CA Montpellier, 2e ch., 20 novembre 2012, n° 11-06281

MONTPELLIER

Arrêt

Infirmation partielle

PARTIES

Demandeur :

Banque Populaire du Sud

Défendeur :

Stepien, ASM3-I (SARL)

COMPOSITION DE LA JURIDICTION

Président :

M. Bachasson

Conseillers :

M. Chassery, Mme Olive

Avocats :

SCP Argellies Watremet, SCP Melmoux Prouzat Guers, Mes Baumelou, Bensalem

T. com. Montpellier, du 25 juill. 2011

25 juillet 2011

Faits et procédure - Moyens et prétentions des parties

La société ASM3-I est titulaire d'un compte courant ouvert dans les livres de la Banque Populaire du Sud (la banque) en garantie duquel M. Stepien, son dirigeant, s'est constitué caution solidaire le 30 novembre 2004 à concurrence de 12 000 euro. Elle a également bénéficié de la part de cette banque de deux prêts professionnels :

- l'un d'un montant de 15 000 euro consenti le 6 juillet 2004, garanti par le cautionnement solidaire de M. Stepien à concurrence de 19 500 euro,

- l'autre d'un montant de 119 000 euro consenti le 14 août 2006, garanti par le cautionnement solidaire de M. Stepien à concurrence de 77 350 euro et de Mme Stepien à concurrence du même montant.

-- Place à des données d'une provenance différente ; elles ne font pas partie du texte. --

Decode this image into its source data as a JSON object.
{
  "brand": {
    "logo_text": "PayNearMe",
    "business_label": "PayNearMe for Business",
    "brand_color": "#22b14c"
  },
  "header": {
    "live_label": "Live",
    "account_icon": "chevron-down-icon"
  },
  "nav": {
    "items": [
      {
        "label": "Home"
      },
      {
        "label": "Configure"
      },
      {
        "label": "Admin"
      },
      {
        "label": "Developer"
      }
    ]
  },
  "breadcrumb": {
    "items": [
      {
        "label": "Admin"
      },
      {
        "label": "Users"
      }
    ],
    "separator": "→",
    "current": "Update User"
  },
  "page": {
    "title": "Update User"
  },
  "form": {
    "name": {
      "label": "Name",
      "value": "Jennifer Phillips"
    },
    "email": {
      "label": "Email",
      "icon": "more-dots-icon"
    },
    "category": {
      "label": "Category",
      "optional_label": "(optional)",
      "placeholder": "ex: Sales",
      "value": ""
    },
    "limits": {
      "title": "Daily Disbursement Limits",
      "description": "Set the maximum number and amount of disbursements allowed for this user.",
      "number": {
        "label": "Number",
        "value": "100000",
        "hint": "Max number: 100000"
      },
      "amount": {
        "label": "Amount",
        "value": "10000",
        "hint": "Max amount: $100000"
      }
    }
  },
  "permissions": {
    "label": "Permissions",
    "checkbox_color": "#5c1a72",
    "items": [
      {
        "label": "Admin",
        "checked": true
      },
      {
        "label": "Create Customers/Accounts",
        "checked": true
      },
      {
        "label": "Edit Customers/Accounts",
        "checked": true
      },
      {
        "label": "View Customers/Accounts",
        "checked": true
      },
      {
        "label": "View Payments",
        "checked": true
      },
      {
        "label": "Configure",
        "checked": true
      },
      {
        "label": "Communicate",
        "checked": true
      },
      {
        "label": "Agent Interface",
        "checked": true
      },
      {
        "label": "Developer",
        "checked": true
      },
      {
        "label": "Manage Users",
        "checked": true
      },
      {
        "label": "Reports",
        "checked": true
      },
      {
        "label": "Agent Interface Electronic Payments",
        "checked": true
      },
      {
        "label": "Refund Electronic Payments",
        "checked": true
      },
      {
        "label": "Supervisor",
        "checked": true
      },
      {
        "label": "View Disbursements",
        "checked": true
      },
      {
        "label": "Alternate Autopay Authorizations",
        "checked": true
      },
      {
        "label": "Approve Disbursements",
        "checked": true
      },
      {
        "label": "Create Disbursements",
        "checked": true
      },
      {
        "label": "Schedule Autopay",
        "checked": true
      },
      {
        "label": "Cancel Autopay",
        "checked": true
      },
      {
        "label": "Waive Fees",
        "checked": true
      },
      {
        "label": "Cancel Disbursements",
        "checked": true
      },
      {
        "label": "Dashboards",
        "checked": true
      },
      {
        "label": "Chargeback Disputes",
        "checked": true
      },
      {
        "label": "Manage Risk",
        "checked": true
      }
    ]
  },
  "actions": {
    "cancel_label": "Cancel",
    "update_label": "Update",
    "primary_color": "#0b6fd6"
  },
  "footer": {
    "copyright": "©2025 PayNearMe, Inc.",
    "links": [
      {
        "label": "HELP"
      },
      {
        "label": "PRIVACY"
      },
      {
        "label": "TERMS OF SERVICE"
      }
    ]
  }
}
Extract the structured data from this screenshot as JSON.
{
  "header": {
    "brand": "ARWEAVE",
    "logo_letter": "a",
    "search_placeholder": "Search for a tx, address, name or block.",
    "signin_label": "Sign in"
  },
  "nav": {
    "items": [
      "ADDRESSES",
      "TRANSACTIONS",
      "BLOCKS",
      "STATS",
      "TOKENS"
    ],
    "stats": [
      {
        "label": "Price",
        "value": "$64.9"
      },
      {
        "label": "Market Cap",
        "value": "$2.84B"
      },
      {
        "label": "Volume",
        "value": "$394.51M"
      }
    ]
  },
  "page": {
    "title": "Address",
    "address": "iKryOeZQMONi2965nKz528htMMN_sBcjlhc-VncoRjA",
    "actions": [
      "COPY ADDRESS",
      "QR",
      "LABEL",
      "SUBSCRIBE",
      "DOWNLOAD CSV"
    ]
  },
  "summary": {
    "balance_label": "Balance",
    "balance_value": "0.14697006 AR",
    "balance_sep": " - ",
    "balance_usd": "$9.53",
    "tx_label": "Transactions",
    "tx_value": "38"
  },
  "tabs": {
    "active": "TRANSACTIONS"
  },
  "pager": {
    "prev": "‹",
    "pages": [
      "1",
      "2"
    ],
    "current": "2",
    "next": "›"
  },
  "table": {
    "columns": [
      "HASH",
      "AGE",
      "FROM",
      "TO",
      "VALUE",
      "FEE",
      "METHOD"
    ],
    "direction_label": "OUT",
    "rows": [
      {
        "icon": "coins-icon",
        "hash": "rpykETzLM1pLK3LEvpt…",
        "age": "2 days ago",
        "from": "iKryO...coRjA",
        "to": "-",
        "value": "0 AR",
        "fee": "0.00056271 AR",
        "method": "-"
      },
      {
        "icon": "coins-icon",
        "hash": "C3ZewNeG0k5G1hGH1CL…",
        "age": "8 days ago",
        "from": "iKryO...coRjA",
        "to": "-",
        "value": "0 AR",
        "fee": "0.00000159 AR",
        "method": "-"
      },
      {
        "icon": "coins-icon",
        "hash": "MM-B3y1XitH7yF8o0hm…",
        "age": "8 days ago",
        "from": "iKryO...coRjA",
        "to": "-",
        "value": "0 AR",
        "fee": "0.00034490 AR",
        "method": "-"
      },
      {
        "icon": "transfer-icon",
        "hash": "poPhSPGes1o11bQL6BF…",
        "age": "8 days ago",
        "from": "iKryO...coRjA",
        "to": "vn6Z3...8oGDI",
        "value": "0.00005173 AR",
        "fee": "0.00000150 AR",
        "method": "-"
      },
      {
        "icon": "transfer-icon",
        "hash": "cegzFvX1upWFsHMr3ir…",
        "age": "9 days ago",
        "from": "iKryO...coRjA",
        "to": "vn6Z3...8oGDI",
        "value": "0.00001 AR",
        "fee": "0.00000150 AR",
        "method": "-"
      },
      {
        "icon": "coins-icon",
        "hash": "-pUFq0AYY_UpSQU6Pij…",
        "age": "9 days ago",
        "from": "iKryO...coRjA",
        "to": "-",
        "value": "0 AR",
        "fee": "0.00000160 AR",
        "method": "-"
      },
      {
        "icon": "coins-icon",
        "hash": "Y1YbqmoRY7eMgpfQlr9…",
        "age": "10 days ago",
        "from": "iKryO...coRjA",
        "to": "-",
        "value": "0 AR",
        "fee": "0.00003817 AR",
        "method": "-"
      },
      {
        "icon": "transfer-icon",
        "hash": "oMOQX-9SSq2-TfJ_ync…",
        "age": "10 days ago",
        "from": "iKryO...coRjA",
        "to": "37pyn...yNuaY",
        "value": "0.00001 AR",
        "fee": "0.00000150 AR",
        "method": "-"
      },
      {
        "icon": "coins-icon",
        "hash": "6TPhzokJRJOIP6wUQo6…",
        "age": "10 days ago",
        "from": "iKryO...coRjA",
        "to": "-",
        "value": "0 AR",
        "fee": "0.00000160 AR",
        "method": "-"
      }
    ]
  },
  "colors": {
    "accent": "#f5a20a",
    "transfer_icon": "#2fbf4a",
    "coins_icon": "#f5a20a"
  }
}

Le compte courant présentant un solde débiteur et les échéances des prêts n'étant pas remboursées en dépit d'une mise en demeure restée infructueuse, la banque a, selon exploit du 11 mars 2010, fait assigner en paiement la société ASM3-I et les cautions devant le Tribunal de commerce de Montpellier.

Selon exploit du 30 mars 2010, la société ASM3-I et M. et Mme Stepien ont fait assigner la banque devant la même juridiction en résiliation du contrat de prêt du 14 août 2006 pour vice du consentement, en déchéance des contrats de cautionnement et en paiement de diverses sommes en réparation.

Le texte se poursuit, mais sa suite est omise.